Secondo: hanno informato il sesso di diversi caratteri e significati, a volte persino complementari: diventa rivalsa e lotta contro la morte (necessità di perpetuare la specie, bisogno atavico perciò), e rivalsa contro la vita: il mezzo più semplice per superare, o sopportare, sofferenza, mortificazioni, delusioni, sconfitte, insuccessi… e può anche essere così, se poi consideriamo che il desiderio sessuale ha come molla la paura (ad esempio: paura di rimanere da soli, paura di non essere accettati, paura di non essere come gli altri “i miei amici sono sposati, ed io non ho neanche la/il fidanzata/o) tutto ha un senso.
Seconda considerazione, questa personale: il sesso, al di là di ogni mito, può essere ridotto ad una forma di comunicazione in cui si riesce spesso a raggiungere un grado di onestà (non del tutto, certo), che neppure in una conversazione intima, a cuore aperto, si ha. È un modo per scambiare calore umano, un modo per divertirsi, per stabilire delle gerarchie, è un modo per conoscere gli altri e noi stessi, è un modo per esplicare tanto l’affetto quanto la crudeltà, e così pure l’indifferenza ecc.

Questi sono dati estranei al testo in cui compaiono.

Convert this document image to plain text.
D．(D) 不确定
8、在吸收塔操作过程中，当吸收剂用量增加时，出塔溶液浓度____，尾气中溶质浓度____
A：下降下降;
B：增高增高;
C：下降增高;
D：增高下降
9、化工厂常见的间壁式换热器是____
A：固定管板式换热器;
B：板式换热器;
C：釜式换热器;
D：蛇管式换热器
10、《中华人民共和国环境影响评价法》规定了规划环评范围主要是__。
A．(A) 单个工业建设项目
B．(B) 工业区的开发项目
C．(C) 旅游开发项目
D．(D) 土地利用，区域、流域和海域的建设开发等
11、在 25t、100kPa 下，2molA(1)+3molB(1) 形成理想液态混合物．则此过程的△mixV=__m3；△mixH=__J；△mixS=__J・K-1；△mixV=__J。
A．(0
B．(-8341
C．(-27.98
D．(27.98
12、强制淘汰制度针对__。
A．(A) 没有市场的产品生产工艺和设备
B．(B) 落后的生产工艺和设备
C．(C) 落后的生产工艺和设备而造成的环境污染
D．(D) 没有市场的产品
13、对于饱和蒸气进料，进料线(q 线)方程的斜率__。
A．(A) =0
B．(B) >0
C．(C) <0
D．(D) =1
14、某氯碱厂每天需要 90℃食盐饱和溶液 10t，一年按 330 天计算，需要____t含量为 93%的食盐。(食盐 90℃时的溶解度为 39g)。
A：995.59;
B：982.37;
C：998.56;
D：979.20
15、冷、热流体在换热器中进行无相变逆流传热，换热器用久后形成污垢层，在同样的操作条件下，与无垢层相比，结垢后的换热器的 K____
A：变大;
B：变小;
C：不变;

Terzo (molto prosaicamente): oppure il sesso, molto più semplicemente, è sintetizzabile con ciò che Kenny canta nella sigla di South Park “mi piacciono le ragazze con la vagina grande e le tette grosse”, e tutto il resto (ipotesi, elucubrazioni, ricerca di significati, analisi) non è che un corollario per tenerci occupati tra una scopata e l’altra (questo vale almeno per i più fortunati).